Like Joe, I Love to Eat

Between Meals: An Appetite for Paris
A.J. Liebling

I cook because I love to eat. And I learned to eat the not so hard way–I went to France.

BetweenMealsNot for an extended stay, of course. Who can afford that? No, I went armed with recommendations from friends and acquaintances.

And I read Liebling.

Abbot Joseph ‘Joe’ Liebling is one of those early-on writers from The New Yorker to whom I gravitate. (I am intentionally using ‘whom’ in protest against Megan Garber and the folks celebrating the demise of the word over on The Atlantic‘s site.)

A born and bred New Yorker, Liebling and I share a Long Island connection. His family spent summers in Far Rockaway and if I read the clues right they were as close as you can get to Nassau County without crossing the city line. Other than that, and besides the food thing, it’s a stretch since Liebling died before I’d celebrated two birthdays.

A journalist with regional newspapers before returning to Gotham and taking a desk on West 43rd Street, Liebling was an aficionado of things no longer enjoyed in polite society: con men, boxing and, to some extent, gluttony.

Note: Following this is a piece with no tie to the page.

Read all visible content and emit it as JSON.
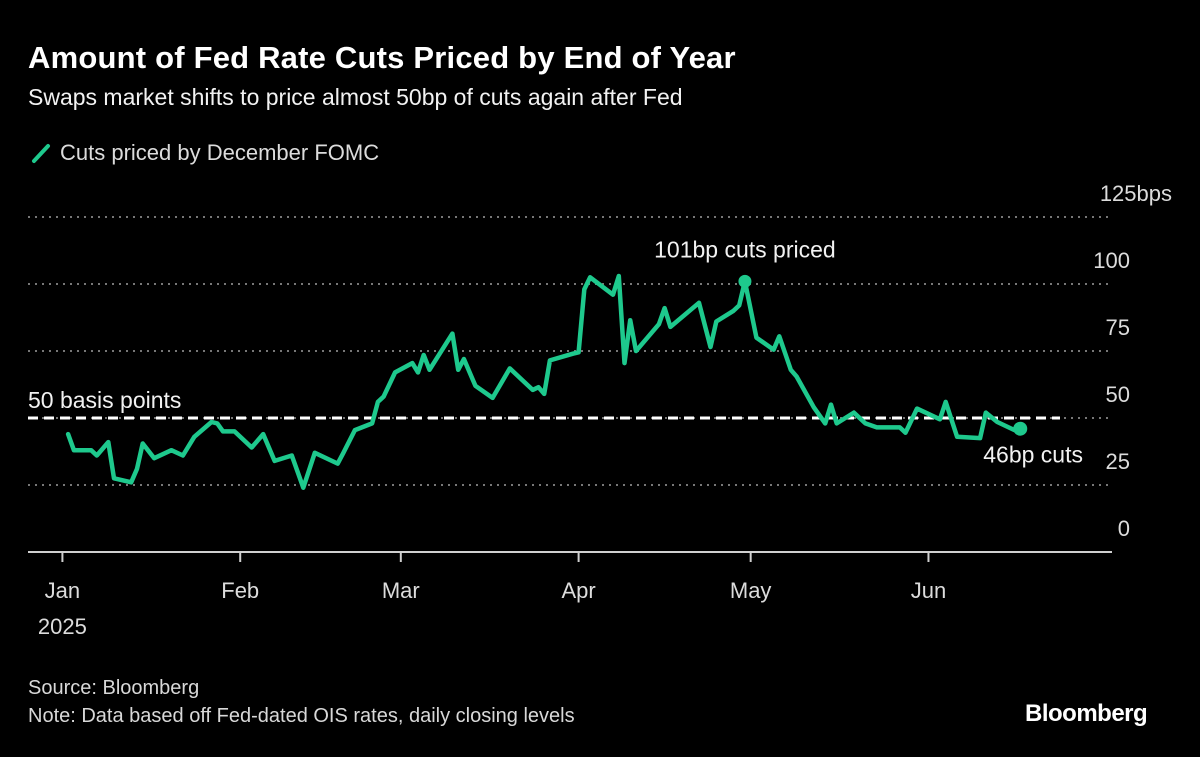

Make no mistake about it, Joe was a trencherman beyond compare.  His appetites may even have done him in.

This slim volume is among the last work Liebling published between hard covers and it’s a memoir rather than an eater’s diary. In 1926 or so Liebling’s father offered him a year of study in Europe and he jumped at the chance to attend the Sorbonne and immerse himself in Paris. In the event, the university quickly took a back seat to wandering the city, eating his way from monthly stipend to monthly stipend.

Hemingway and the ex pat crowd were in Paris at the time but you’d never know it from this book. Liebling was too young to mix with those luminaries and confined himself to precincts less chic and less abusive of his wallet. He maintains that you need the constraints of limited  means to learn to make the choices that expand your palate.

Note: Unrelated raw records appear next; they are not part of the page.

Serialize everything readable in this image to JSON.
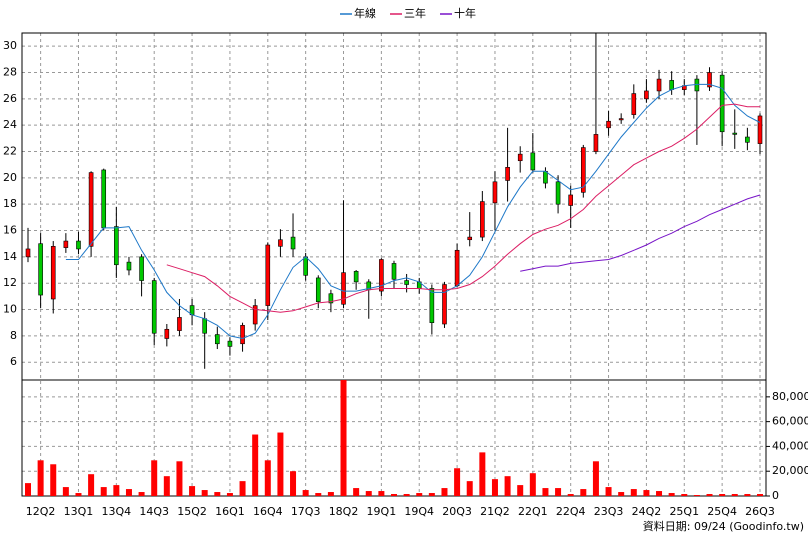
{
  "chart_data": {
    "type": "candlestick",
    "source": "資料日期: 09/24 (Goodinfo.tw)",
    "categories": [
      null,
      "12Q2",
      null,
      null,
      "13Q1",
      null,
      null,
      "13Q4",
      null,
      null,
      "14Q3",
      null,
      null,
      "15Q2",
      null,
      null,
      "16Q1",
      null,
      null,
      "16Q4",
      null,
      null,
      "17Q3",
      null,
      null,
      "18Q2",
      null,
      null,
      "19Q1",
      null,
      null,
      "19Q4",
      null,
      null,
      "20Q3",
      null,
      null,
      "21Q2",
      null,
      null,
      "22Q1",
      null,
      null,
      "22Q4",
      null,
      null,
      "23Q3",
      null,
      null,
      "24Q2",
      null,
      null,
      "25Q1",
      null,
      null,
      "25Q4",
      null,
      null,
      "26Q3"
    ],
    "open": [
      14,
      15,
      10.8,
      14.7,
      15.2,
      14.8,
      20.6,
      16.3,
      13.6,
      14,
      12.2,
      7.8,
      8.4,
      10.3,
      9.3,
      8.1,
      7.6,
      7.4,
      8.9,
      10.3,
      14.8,
      15.5,
      14,
      12.4,
      11.2,
      10.4,
      12.9,
      12.1,
      11.4,
      13.5,
      12.2,
      12.1,
      11.6,
      8.9,
      11.8,
      15.3,
      15.5,
      18.1,
      19.8,
      21.3,
      21.9,
      20.5,
      19.7,
      17.9,
      18.9,
      22,
      23.8,
      24.4,
      24.8,
      26,
      26.6,
      27.4,
      26.7,
      27.5,
      26.9,
      27.8,
      23.4,
      23.1,
      22.6
    ],
    "high": [
      16.2,
      15.8,
      15.2,
      15.8,
      15.9,
      20.5,
      20.7,
      17.8,
      14,
      14.2,
      12.4,
      8.9,
      10.8,
      10.8,
      9.8,
      8.7,
      7.9,
      9,
      10.8,
      15.1,
      16.1,
      17.3,
      14.3,
      12.6,
      11.5,
      18.3,
      13,
      12.3,
      13.9,
      13.7,
      12.7,
      12.4,
      11.9,
      12.1,
      15,
      17.4,
      19,
      20.5,
      23.8,
      22.4,
      23.4,
      20.8,
      20.2,
      19.4,
      22.5,
      31,
      25.1,
      24.9,
      27.1,
      27.5,
      28.2,
      28.1,
      27.5,
      27.8,
      28.4,
      28.1,
      25.2,
      23.8,
      24.9
    ],
    "low": [
      13.6,
      10.1,
      9.7,
      14.3,
      14.2,
      14,
      16,
      12.4,
      12.6,
      11,
      7.3,
      7.2,
      8,
      8.8,
      5.5,
      7,
      6.5,
      6.8,
      8.4,
      9.2,
      14,
      14,
      12.2,
      10.1,
      9.8,
      10.1,
      11.5,
      9.3,
      11,
      11.6,
      11.3,
      11.2,
      8.1,
      8.6,
      11.7,
      14.8,
      15.2,
      16,
      18.2,
      20.4,
      20.4,
      19.2,
      17.3,
      16.2,
      18.5,
      21.8,
      23.2,
      24.1,
      24.5,
      25.7,
      26,
      26.3,
      26.3,
      22.5,
      26.6,
      22.4,
      22.2,
      22.1,
      21.8
    ],
    "close": [
      14.6,
      11.1,
      14.8,
      15.2,
      14.6,
      20.4,
      16.2,
      13.4,
      13,
      12.2,
      8.2,
      8.5,
      9.4,
      9.6,
      8.2,
      7.4,
      7.2,
      8.8,
      10.3,
      14.9,
      15.3,
      14.6,
      12.6,
      10.6,
      10.5,
      12.8,
      12.1,
      11.5,
      13.8,
      12.3,
      11.9,
      11.6,
      9,
      11.9,
      14.5,
      15.5,
      18.2,
      19.7,
      20.8,
      21.8,
      20.6,
      19.6,
      18,
      18.7,
      22.3,
      23.3,
      24.3,
      24.5,
      26.4,
      26.6,
      27.5,
      26.7,
      27,
      26.6,
      28,
      23.5,
      23.3,
      22.7,
      24.7
    ],
    "volume": [
      10400,
      28800,
      25600,
      7200,
      2400,
      17600,
      7200,
      8800,
      5600,
      3200,
      28800,
      16000,
      28000,
      8000,
      4800,
      3200,
      2400,
      12000,
      49600,
      28800,
      51200,
      20000,
      4800,
      2400,
      3200,
      93600,
      6400,
      4000,
      4000,
      1600,
      1600,
      2400,
      2400,
      6400,
      22400,
      12000,
      35200,
      13600,
      16000,
      8800,
      18400,
      6400,
      6400,
      1600,
      5600,
      28000,
      7200,
      3200,
      5600,
      4800,
      4000,
      2400,
      1600,
      800,
      1600,
      1600,
      1600,
      1600,
      1600
    ],
    "series": [
      {
        "name": "年線",
        "color": "#1e78c8",
        "values": [
          null,
          null,
          null,
          13.8,
          13.8,
          15,
          16.2,
          16.2,
          16.3,
          14.5,
          13,
          11.3,
          10.3,
          9.6,
          9.3,
          8.8,
          8,
          7.8,
          8.2,
          9.6,
          11.5,
          13.2,
          14,
          13.1,
          11.8,
          11.4,
          11.4,
          11.6,
          11.8,
          12.2,
          12.4,
          12.1,
          11.3,
          11.3,
          11.8,
          12.6,
          14,
          15.9,
          17.8,
          19.3,
          20.5,
          20.5,
          19.8,
          19.1,
          19.3,
          20.5,
          21.8,
          23.1,
          24.2,
          25.3,
          26.2,
          26.7,
          27,
          27.1,
          27.1,
          26.8,
          25.5,
          24.7,
          24.2
        ]
      },
      {
        "name": "三年",
        "color": "#dc1e64",
        "values": [
          null,
          null,
          null,
          null,
          null,
          null,
          null,
          null,
          null,
          null,
          null,
          13.4,
          13.1,
          12.8,
          12.5,
          11.8,
          11,
          10.5,
          10,
          9.9,
          9.8,
          9.9,
          10.2,
          10.5,
          10.6,
          10.8,
          11.2,
          11.5,
          11.6,
          11.6,
          11.6,
          11.6,
          11.5,
          11.5,
          11.6,
          11.9,
          12.5,
          13.3,
          14.2,
          15,
          15.7,
          16.1,
          16.4,
          16.9,
          17.6,
          18.6,
          19.4,
          20.2,
          21,
          21.5,
          22,
          22.4,
          23,
          23.7,
          24.6,
          25.5,
          25.6,
          25.4,
          25.4
        ]
      },
      {
        "name": "十年",
        "color": "#7814c8",
        "values": [
          null,
          null,
          null,
          null,
          null,
          null,
          null,
          null,
          null,
          null,
          null,
          null,
          null,
          null,
          null,
          null,
          null,
          null,
          null,
          null,
          null,
          null,
          null,
          null,
          null,
          null,
          null,
          null,
          null,
          null,
          null,
          null,
          null,
          null,
          null,
          null,
          null,
          null,
          null,
          12.9,
          13.1,
          13.3,
          13.3,
          13.5,
          13.6,
          13.7,
          13.8,
          14.1,
          14.5,
          14.9,
          15.4,
          15.8,
          16.3,
          16.7,
          17.2,
          17.6,
          18,
          18.4,
          18.7
        ]
      }
    ],
    "up_color": "#ff0000",
    "down_color": "#00c800",
    "volume_color": "#ff0000",
    "ylim": [
      4.8,
      31
    ],
    "yticks": [
      6,
      8,
      10,
      12,
      14,
      16,
      18,
      20,
      22,
      24,
      26,
      28,
      30
    ],
    "volume_ylim": [
      0,
      93600
    ],
    "volume_yticks": [
      {
        "value": 0,
        "label": "0"
      },
      {
        "value": 20000,
        "label": "20,000"
      },
      {
        "value": 40000,
        "label": "40,000"
      },
      {
        "value": 60000,
        "label": "60,000"
      },
      {
        "value": 80000,
        "label": "80,000"
      }
    ],
    "grid": true
  }
}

This was a reread for me. The  first time I read it I was devouring information. Paris is certainly the European city I know best (and the truth is, I’ve set out for Europe four  times and wound up in Paris three of them) and so revisiting the book was a different experience. Even allowing for 6 or 7 decades between his experience and mine (plus a world war) you can recognize the things Liebling writes about if not eat the meals themselves.

This is food writing from a different era. There isn’t a lot of purple prose about fresh green vegetables done just so and there isn’t a recipe or suggestion of one in sight. There are organ meats,  of course,  and lesser fishes and pots simmering incessantly with the makings of the next meal. And there’s wine, lots of wine including an extended rationale for why Tavel is the only real rose´ and passages on Burgundy and Rhone wines that I think still hold true.

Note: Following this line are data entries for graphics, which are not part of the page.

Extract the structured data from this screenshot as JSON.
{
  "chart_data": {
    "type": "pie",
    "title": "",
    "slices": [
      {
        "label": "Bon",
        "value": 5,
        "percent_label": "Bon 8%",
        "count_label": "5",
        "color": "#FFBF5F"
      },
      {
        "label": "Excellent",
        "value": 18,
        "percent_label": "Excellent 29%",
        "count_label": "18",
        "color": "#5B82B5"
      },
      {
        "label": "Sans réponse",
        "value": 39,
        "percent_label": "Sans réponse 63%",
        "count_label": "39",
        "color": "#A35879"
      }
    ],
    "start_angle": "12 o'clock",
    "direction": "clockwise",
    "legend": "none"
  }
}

Liebling’s near-contemporary, Waverly Root is here, too,  although their paths did not cross until after the jazz age ended. Root is fairly well-known for writing about the food of France and he and Joe share a New England connection. Root hails from Providence, Rhode Island which is where Liebling had been toiling as a print journalist.

It’s France, of course, and a young man’s liberation, so there’s sex, more accurately the hint of it. I often think we gave up an awful lot when we allowed explicitness. Sometimes the suggestion is more powerful than the reality.

Throughout there are characters out of central casting: husband wife teams splitting the front and the back of the house between them. Landlords looking for the rent and celebrating its arrival with a toast. Young women in cloche hats in search of a free meal and some excitement in the City of Lights.

If you’re interested in jazz age Paris, read this book. If you’re interested in food, read this book. If you enjoy well-crafted writing, read this book. In fact, just read the book, I promise you’ll enjoy every minute.